On Wednesday, 27 November 2013 at 01:32:18 UTC, Jonathan M Davis
wrote:
On Wednesday, November 27, 2013 02:05:39 Adam D. Ruppe wrote:
...unless doing a new interface is on the table too. Then, we
can
leave std.net.curl exactly how it is, so people who use it
don't
have broken code, while a new std.net.http, std.net.smtp,
std.net.ftp, and so on are phased in for people who want them.
I
could get behind that.
If we were going to replace std.net.curl, I would fully expect
us to end up
with a new API, because the current API is what is beacuse of
what curl can
and can't do rather than because it's the best API for what
you're
conceptually trying to do. The new API might end up being
fairly close to the
current one, but I would not consider it desirable to try and
maintain a 100%
compatible API if we were replacing the current implementation
except in cases
where the current API is the best choice even without curl
underneath it.
Maybe that would be most of the API, but I'd hate to see us put
ourselves in a
straightjacket based on how curl works when writing an API
which didn't depend
on curl - particularly as writing our own would give us the
opportunity to
make sure that we had something that made the most conceptual
sense rather
than necessarily having what curl has.
I definitely agree.

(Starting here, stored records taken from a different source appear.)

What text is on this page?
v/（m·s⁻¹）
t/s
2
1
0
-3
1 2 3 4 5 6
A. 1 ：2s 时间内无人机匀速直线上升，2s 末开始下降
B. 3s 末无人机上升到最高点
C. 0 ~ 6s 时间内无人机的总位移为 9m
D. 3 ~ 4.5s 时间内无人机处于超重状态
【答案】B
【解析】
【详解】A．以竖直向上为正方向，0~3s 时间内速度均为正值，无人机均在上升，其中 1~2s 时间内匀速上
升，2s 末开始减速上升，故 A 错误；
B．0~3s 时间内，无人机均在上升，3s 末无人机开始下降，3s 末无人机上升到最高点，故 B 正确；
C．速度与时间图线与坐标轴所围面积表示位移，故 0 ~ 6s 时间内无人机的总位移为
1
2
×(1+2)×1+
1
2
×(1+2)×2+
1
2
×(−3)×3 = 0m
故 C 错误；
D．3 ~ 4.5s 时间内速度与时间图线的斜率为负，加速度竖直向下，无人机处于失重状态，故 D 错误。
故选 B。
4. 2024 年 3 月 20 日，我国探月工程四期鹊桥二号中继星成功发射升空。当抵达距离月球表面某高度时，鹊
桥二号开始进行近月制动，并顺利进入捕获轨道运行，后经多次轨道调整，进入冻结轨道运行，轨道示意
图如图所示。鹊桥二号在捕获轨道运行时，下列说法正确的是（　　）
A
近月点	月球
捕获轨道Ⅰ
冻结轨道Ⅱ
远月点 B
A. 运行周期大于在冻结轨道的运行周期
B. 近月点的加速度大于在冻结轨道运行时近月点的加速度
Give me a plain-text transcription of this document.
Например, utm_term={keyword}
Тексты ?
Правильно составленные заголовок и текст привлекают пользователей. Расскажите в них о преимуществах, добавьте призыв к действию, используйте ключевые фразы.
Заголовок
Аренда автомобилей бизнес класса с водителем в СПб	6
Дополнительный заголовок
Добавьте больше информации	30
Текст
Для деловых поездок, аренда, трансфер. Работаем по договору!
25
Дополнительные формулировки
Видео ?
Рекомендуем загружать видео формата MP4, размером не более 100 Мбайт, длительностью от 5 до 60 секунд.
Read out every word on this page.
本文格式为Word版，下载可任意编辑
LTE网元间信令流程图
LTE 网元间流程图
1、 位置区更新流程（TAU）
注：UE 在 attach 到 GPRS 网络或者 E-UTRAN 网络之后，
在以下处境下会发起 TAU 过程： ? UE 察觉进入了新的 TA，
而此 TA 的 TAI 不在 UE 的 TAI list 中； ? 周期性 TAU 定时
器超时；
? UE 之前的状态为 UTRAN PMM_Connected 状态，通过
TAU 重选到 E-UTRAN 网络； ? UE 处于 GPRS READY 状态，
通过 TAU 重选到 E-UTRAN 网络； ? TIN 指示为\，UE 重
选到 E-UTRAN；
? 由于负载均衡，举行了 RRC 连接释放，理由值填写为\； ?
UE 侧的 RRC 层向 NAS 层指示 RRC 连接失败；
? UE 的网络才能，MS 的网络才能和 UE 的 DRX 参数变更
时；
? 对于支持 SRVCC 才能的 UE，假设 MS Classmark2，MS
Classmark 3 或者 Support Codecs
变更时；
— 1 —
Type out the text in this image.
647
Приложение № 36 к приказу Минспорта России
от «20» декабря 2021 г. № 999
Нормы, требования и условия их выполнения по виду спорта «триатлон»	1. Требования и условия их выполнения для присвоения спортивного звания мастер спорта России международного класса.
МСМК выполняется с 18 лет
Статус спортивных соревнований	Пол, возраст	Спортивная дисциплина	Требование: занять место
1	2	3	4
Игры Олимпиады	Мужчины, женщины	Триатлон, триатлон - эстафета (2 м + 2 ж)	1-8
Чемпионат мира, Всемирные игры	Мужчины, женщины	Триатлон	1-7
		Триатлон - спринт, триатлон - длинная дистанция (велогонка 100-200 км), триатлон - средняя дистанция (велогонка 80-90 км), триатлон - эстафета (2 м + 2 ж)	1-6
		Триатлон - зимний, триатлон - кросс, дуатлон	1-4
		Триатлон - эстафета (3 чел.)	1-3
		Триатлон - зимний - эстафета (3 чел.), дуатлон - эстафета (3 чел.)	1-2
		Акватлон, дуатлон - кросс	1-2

In addition D has obtained some nice features
since the definition of the std.net.curl API that I would liked
have used back then.
I do believe that people underestimate the work needed to make a
proper http client implementation with the bells and whristles
that people expect like cookie store, chuncked transfers, ssl,
authentication... and handle wierd per server type bugs as well.
I definitely think that a native solution is the end goal here.
But if that is the case then it should be based on a proper event
based system (std.event?) to support async handling (peek at how
vibe has done it very nicely). But that in turn depends somewhat
on allocators being well defined and implemented as I see it.